Australian Jews lose court battle to stop film by Holocaust-denier

Australia's Jewish community failed to prevent the screening of a film made by British historian and Holocaust-denier David Irving.

An application made last Thursday for an interim injunction preventing the July 10 screening of "The Search for the Truth in History" at the Melbourne Underground Film Festival was dismissed Monday by the Victorian Civil and Administrative Tribunal.

The Jewish Community Council of Victoria state said the film vilified Jewish people and incited others to hate Jews.

Two weeks ago it lodged a complaint with the Equal Opportunities Commission, claiming the film breached Victoria's Racial and Religious Tolerance Act.

The film is Irving's response to being banned from visiting Australia in 1993.

Judge Michael Higgins said while some parts of the film were offensive to Jewish people, he did not find any grounds that would justify a breach of the Act.

Festival director Richard Wolstencroft said the decision was a victory for the freedom to express unpopular beliefs.

"We don't support David Irving's ideas but we do support his right to freedom of speech," he told reporters.

"Australians do have the right to hear his perspective."

The Jewish Council also asked that a second filmed scheduled for screening at the festival, "The Israel-Palestine Conflict: A Palestinian Perspective," also be barred because it claims the Holocaust is unfairly used to justify support for Israel.

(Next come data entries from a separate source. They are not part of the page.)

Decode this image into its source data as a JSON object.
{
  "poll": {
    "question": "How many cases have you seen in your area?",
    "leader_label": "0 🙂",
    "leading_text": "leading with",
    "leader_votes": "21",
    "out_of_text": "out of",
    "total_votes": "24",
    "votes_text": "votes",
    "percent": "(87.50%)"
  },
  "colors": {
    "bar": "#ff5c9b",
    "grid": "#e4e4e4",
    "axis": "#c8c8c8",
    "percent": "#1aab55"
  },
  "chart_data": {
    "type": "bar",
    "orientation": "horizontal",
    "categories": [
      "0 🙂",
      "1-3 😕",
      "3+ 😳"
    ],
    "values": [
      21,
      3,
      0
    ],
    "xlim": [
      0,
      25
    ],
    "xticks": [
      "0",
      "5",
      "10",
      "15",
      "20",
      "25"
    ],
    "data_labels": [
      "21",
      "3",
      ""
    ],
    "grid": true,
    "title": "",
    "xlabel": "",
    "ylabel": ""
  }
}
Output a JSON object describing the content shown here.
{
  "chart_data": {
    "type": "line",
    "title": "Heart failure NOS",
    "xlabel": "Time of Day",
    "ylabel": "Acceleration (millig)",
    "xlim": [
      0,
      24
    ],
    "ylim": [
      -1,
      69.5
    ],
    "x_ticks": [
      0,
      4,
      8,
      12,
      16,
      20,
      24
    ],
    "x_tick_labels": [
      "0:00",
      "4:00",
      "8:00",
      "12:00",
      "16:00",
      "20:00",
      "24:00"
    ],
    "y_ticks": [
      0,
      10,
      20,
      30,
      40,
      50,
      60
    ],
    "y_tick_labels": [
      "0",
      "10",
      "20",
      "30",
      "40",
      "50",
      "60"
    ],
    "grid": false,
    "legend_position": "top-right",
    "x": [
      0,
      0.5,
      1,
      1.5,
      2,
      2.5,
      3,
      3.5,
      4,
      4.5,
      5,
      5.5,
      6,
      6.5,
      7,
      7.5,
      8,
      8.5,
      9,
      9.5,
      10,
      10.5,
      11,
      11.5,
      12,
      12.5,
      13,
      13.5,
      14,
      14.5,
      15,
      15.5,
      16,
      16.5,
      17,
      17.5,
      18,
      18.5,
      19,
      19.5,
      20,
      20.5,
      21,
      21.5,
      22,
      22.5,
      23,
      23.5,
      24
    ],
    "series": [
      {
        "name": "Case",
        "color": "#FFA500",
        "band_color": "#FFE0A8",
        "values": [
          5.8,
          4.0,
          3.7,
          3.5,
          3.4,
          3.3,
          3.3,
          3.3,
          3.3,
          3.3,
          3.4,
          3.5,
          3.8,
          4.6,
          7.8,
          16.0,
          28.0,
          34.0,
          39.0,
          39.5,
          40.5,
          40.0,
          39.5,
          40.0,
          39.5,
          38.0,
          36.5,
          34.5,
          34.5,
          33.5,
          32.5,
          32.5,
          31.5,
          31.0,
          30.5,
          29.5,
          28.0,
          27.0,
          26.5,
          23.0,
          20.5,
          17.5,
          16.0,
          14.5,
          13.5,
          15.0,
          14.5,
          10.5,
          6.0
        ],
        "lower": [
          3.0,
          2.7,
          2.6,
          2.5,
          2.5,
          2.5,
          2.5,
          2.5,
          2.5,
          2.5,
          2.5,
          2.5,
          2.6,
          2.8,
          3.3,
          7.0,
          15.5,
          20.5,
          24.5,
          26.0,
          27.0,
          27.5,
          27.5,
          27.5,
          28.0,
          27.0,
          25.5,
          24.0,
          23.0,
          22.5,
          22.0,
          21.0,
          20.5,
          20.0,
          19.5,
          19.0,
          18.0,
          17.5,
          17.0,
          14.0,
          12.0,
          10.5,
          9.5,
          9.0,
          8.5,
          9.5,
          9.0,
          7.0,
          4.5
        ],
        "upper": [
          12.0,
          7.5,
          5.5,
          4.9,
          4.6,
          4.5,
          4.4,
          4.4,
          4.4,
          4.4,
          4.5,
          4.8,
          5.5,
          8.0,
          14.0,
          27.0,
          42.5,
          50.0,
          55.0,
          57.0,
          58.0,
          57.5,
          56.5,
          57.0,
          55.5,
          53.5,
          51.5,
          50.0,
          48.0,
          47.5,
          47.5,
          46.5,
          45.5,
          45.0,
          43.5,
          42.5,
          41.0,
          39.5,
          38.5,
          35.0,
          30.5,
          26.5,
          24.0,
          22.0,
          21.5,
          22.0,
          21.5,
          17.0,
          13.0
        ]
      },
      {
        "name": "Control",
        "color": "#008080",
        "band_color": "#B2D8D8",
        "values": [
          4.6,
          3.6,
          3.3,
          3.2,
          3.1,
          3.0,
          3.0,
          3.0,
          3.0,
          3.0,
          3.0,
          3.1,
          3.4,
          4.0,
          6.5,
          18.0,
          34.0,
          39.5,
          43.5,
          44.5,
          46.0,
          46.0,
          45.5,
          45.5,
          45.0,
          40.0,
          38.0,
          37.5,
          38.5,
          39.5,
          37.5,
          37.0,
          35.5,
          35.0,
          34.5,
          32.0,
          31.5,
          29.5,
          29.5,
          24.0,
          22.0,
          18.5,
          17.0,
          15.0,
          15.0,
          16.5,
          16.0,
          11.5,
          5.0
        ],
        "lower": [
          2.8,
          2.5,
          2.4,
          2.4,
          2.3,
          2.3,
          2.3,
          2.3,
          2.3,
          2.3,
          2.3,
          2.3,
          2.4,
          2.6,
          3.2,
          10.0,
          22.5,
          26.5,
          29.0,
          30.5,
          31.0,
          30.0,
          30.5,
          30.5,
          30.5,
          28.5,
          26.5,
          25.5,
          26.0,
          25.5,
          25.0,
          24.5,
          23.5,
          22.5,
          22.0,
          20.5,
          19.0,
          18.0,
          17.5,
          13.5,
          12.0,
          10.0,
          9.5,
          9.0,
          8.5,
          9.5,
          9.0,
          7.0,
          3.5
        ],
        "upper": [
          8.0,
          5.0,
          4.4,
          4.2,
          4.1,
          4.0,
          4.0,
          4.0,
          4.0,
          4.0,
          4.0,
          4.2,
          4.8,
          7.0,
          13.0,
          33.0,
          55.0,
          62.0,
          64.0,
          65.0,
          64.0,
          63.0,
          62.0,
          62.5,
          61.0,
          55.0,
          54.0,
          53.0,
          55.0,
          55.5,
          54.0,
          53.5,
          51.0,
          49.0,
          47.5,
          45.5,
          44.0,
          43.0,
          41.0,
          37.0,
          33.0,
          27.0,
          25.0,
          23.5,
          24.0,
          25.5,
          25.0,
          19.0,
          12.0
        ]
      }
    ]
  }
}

"There is no doubt there are people in our community and around the world who don't necessarily support the policies of the Israeli government," council president Michael Lipshutz said.

"We respect their rights to have that view, but when you put these films together in one festival when David Irving's film refers to the Holocaust in a derogatory sense, then we say that tends to vilify Jews," he said.

The film is generally available for sale or hire but Lipshutz said the issue concerned was its public display.

"We don't have unlimited and unfettered freedom of speech in any country," he said.

"I can no more go around saying 'Death to the Aborigines' or 'Death to Catholics' or 'Death to anybody else.' That's freedom of speech but you would say to me that's inappropriate in a society such as ours."

Renowned for denying that the Holocaust occurred, Irving has been denied a visa to enter Australia three times, in part due to his 1992 conviction in Germany for defaming the memory of the dead.

He was most recently banned from visiting Australia in January.

Irving has written numerous accounts denying the reality of the Holocaust -- Nazi Germany's systematic slaughter of some six million Jews between 1933 and 1945.